The Editor,
Free and fair elections are the foundation of all forms of democracy. In representative democracies, elections are the tools that citizens must use to practically hold political parties, candidates, and the incumbent governments accountable for their promises and performance.
Even though there are legal or constitutional grounds for monitoring or requiring politicians to meet electoral promises, Liberians are yet to grasp this concept for full utilization due to inadequate awareness and empowering structures.

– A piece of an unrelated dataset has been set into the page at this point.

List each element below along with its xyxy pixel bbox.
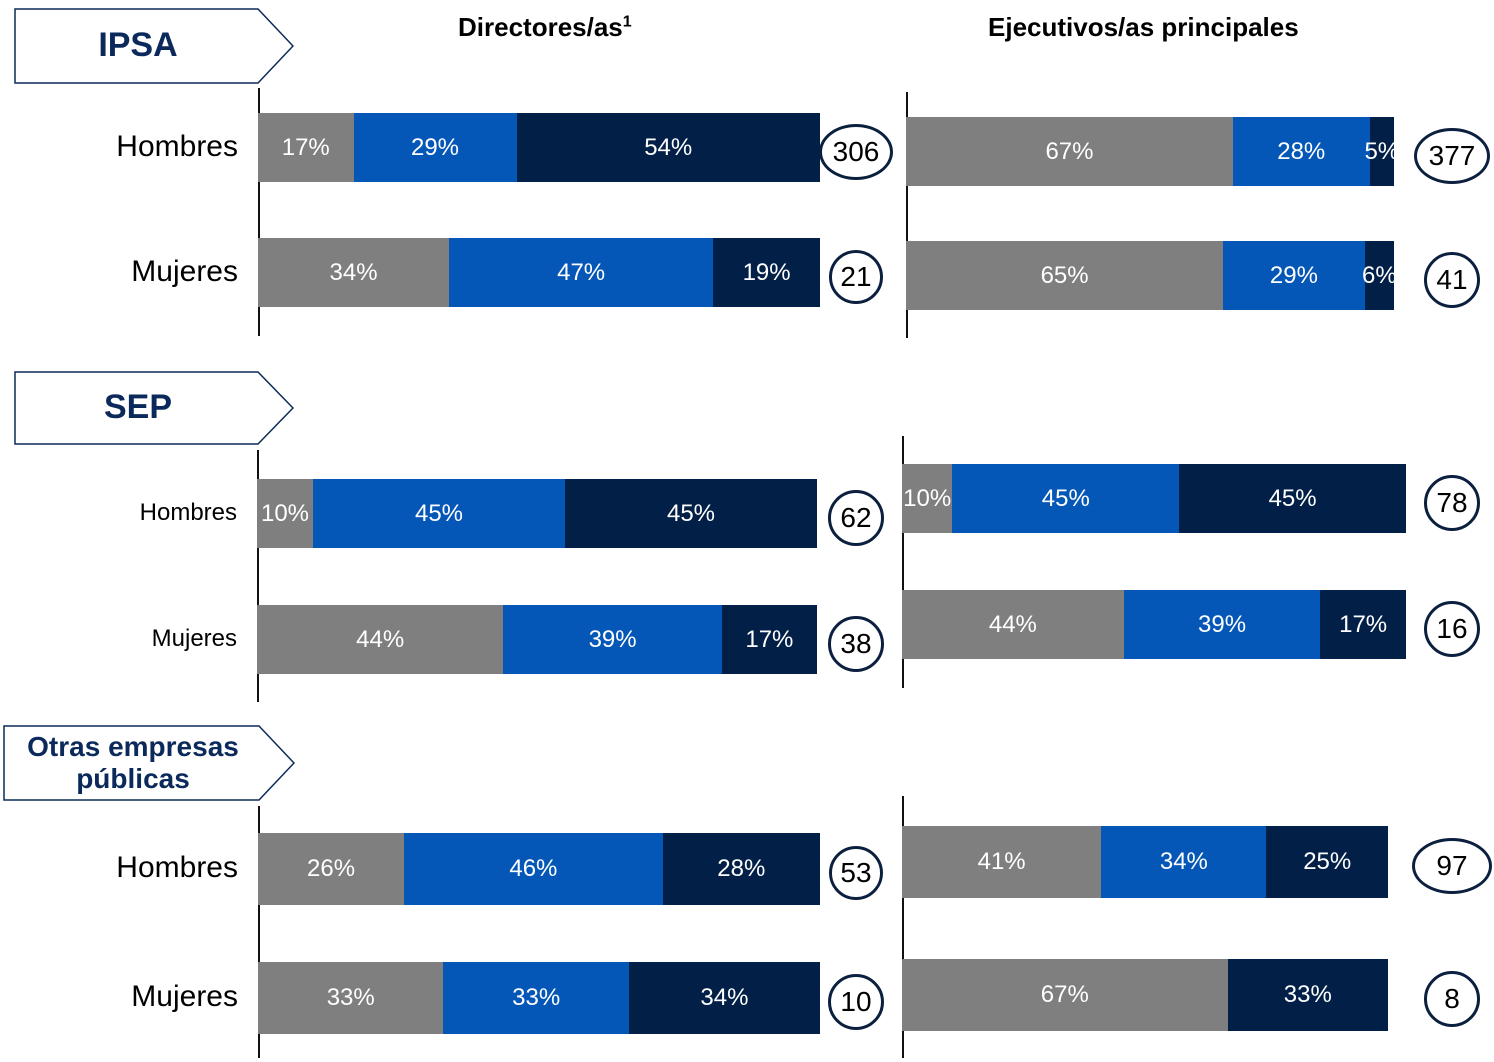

For this reason, elections are the only concrete avenues that citizens must use to reward or punish candidates based on their integrity and performance.
Despite Liberia’s old age, it is still in the emerging stage of democracy because of missed out opportunities and refusal to fully agree to good governance policies that will respond to the livelihood needs of majority of the population.
This refusal has made Liberia to remained in a transitional stage from July 26, 1847 to present in terms of free, fair, peaceful elections, and good governance practices after elections. These are still far from the norm because of the history of questionable electoral transparency, accountability, rule of law and good governance. Instead, most of the Liberian population continue to experience and tolerate semi-godly leaderships and patronage governance system in 173 years since independence.
Rather than summoning a new dawn to right the wrong, the Liberian society has allowed the culture of use of money and violence to influence or intimidate voters. There is high level of corruption in Liberian politics, which are problematic given the fact, Liberia is the oldest in Africa whose existence derived from the experience of the United States. With this historical background, it is difficult to the rationale the reason for refusal to adopt policies in practical terms to manifest the true purpose for which the country was establish.
While participatory governance promotes many forms of citizen participation for equal fighting chance opportunities and competing ideas beyond elections, this practice elusive in Liberia. So, the question is when will Liberia go on from transition?